# At Last!



## windrivermaiden (Oct 22, 2008)

Wedding at Mission Inn, Riverside, CA 

Printed in Gum Dichromate on #300 Blockinford rough press watercolor paper.


----------



## windrivermaiden (Oct 27, 2008)

So, Terri...what do you think?


----------



## terri (Nov 3, 2008)

I think I overlooked this!  I absolutely _love_ your wedding work with gum. I bet your clients are thrilled to get something this unique.

This technique just blows me away; all these layers of applied color - and yet you've nailed the skin tones. Your background detail is exquisite!

:hail: Makes me want to have a special event just so I could hire you.


----------



## windrivermaiden (Nov 3, 2008)

Skintones are by far the hardest thing to produce.
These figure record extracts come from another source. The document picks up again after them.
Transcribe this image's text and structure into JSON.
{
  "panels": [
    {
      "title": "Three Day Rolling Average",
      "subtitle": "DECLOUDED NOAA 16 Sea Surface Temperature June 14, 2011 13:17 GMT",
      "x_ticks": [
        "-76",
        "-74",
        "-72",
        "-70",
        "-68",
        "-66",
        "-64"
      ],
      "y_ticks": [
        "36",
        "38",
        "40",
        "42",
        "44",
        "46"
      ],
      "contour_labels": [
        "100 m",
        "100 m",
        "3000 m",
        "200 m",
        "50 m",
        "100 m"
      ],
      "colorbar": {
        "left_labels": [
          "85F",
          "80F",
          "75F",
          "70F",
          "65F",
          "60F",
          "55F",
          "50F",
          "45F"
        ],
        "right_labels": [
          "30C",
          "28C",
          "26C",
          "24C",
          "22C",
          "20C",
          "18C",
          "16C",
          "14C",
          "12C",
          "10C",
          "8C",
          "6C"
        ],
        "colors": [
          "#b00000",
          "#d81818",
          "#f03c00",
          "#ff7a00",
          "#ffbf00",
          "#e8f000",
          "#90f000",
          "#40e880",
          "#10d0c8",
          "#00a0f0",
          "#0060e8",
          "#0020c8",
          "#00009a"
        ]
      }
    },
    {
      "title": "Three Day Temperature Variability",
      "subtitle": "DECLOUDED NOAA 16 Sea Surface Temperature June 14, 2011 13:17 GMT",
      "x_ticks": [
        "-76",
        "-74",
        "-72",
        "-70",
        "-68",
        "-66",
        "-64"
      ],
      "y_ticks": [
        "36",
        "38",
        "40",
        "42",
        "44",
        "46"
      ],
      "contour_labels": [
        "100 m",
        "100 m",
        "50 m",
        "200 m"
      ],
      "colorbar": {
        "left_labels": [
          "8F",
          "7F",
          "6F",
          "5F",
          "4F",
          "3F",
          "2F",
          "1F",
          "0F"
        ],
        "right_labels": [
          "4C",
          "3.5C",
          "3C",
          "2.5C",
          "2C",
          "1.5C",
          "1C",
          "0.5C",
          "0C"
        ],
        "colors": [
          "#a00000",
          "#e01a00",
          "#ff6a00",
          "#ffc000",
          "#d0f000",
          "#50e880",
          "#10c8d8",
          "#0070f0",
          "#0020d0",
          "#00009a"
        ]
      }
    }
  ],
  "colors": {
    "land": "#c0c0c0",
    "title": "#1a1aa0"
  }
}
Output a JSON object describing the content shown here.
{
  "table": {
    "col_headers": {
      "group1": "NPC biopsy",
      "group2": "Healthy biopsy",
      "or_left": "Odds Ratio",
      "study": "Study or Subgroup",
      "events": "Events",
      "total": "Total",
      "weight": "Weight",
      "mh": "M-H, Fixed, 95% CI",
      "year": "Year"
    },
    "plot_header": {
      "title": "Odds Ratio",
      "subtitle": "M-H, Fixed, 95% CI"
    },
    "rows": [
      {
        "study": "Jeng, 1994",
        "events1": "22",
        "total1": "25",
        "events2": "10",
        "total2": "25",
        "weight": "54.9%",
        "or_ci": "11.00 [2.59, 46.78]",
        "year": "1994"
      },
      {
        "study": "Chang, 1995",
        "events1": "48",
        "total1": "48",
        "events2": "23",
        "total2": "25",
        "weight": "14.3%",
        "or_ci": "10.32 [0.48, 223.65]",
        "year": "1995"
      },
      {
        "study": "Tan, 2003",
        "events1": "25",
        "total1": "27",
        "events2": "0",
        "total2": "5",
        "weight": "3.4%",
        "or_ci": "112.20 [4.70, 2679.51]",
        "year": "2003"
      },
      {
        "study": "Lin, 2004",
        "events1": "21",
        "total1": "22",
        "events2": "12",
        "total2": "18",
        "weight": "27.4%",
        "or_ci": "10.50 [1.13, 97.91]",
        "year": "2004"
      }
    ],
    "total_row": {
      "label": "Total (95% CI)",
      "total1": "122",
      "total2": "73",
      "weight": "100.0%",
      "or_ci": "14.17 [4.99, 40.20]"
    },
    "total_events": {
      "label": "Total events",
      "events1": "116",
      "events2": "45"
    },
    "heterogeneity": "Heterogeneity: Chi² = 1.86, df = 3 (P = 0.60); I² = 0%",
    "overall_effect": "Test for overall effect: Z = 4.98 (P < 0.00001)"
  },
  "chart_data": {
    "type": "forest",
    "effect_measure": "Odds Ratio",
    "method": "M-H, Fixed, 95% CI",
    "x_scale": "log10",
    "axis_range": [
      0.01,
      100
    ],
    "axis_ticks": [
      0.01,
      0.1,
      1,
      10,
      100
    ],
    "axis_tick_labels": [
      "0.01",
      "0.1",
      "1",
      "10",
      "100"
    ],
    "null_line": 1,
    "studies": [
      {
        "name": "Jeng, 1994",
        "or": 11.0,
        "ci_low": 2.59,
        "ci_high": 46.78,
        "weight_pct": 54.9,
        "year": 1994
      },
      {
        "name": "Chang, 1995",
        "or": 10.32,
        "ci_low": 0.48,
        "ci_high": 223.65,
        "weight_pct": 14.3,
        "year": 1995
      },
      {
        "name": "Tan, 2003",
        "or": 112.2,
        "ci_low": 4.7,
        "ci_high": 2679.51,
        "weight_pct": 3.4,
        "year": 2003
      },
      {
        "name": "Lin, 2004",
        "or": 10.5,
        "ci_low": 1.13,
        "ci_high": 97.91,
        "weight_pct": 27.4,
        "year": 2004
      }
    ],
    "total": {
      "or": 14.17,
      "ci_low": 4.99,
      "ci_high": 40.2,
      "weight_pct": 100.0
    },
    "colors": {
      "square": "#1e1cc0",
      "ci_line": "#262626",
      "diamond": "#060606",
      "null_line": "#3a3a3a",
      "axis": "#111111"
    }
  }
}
It is such a slippery slope between not enough of a color or too much....and of course X4 colors and the interaction between the colors.

...and the clients got tears in their eyes...even the guy.


----------



## Dick Sanders (Dec 26, 2008)

Nice effect! Looking forward to seeing more of your work.


----------



## compur (Dec 26, 2008)

Very nice.

How many colors did it take?


----------



## windrivermaiden (Dec 28, 2008)

compur said:


> Very nice.
> 
> How many colors did it take?


 
This is true 4 color process. 4 colors, cyan, magenta, yellow and black. 4 corresponding negatives. I mix my own hues with several different watercolor pigments to get what works best for me right now.

I have tried doing some spot color too. Where a pure color is added with its own negative. Interesting. but adds a few more steps to the process.


----------